Schlagwort-Archive: Spracherkennung

Digitale Agenda kw05 / 2018

 

Staatstrojaner

Der Staatstrojaner ist bereits in Aktion, fanden die Süddeutsche, NDR und WDR heraus. Der Trojaner umgeht verschlüsselte Messaging-Dienste wie WhatsApp und hat vollen Zugriff auf alle Daten des Zielgeräts.

Die digitale Inquisition hat begonnen, kommentiert Heribert Prantl. Damit fielen bei der Überwachung zeitliche und inhaltliche Grenzen und die vom Grundgesetz garantierte freie und geschützte Kommunikation werde außer Kraft gesetzt.

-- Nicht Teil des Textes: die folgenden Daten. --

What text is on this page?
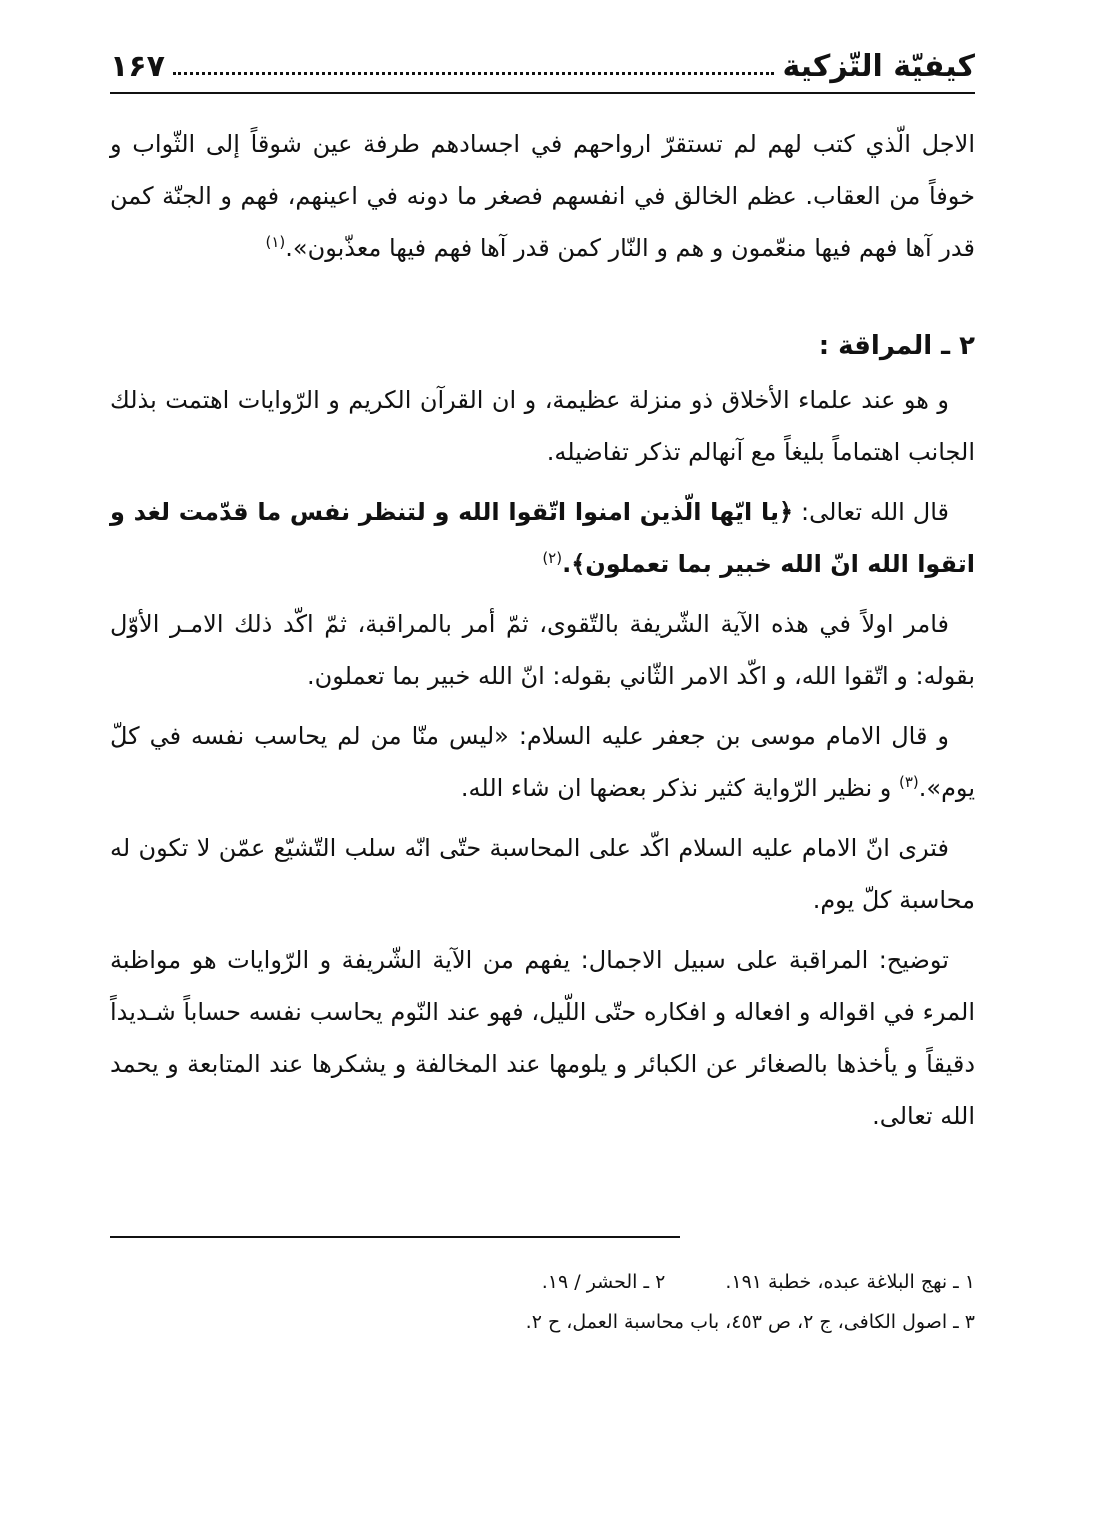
كيفيّة التّزكية
۱۶۷

الاجل الّذي كتب لهم لم تستقرّ ارواحهم في اجسادهم طرفة عين شوقاً إلى الثّواب و خوفاً من العقاب. عظم الخالق في انفسهم فصغر ما دونه في اعينهم، فهم و الجنّة كمن قدر آها فهم فيها منعّمون و هم و النّار كمن قدر آها فهم فيها معذّبون».$^{(۱)}$

۲ ـ المراقة :

و هو عند علماء الأخلاق ذو منزلة عظيمة، و ان القرآن الكريم و الرّوايات اهتمت بذلك الجانب اهتماماً بليغاً مع آنهالم تذكر تفاضيله.

قال الله تعالى: ﴿يا ايّها الّذين امنوا اتّقوا الله و لتنظر نفس ما قدّمت لغد و اتقوا الله انّ الله خبير بما تعملون﴾.$^{(۲)}$

فامر اولاً في هذه الآية الشّريفة بالتّقوى، ثمّ أمر بالمراقبة، ثمّ اكّد ذلك الامـر الأوّل بقوله: و اتّقوا الله، و اكّد الامر الثّاني بقوله: انّ الله خبير بما تعملون.

و قال الامام موسى بن جعفر عليه السلام: «ليس منّا من لم يحاسب نفسه في كلّ يوم».$^{(۳)}$ و نظير الرّواية كثير نذكر بعضها ان شاء الله.

فترى انّ الامام عليه السلام اكّد على المحاسبة حتّى انّه سلب التّشيّع عمّن لا تكون له محاسبة كلّ يوم.

توضيح: المراقبة على سبيل الاجمال: يفهم من الآية الشّريفة و الرّوايات هو مواظبة المرء في اقواله و افعاله و افكاره حتّى اللّيل، فهو عند النّوم يحاسب نفسه حساباً شـديداً دقيقاً و يأخذها بالصغائر عن الكبائر و يلومها عند المخالفة و يشكرها عند المتابعة و يحمد الله تعالى.

۱ ـ نهج البلاغة عبده، خطبة ۱۹۱.
۲ ـ الحشر / ۱۹.
۳ ـ اصول الكافى، ج ۲، ص ٤٥۳، باب محاسبة العمل، ح ۲.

Verfassungsklagen sind vorprogrammiert. Politiker aller Fraktionen im Bundestag außer der Union teilen die Ansicht, dass das Gesetz übers Ziel hinausschießt. In Großbritannien hat das höchste Gericht ein ähnliches Gesetz gerade als rechtswidrig erklärt.

 

Digitale Welt

Deutschland ist Pionier bei autonomen Fahrzeugen, aber die Schlagzeilen gehören Tesla, Google und Apple. Mehr als die Hälfte aller Patente zum Thema liegen in Deutschland, Daimler schickte die ersten Autos schon 1992 in den Straßenverkehr (FAZ).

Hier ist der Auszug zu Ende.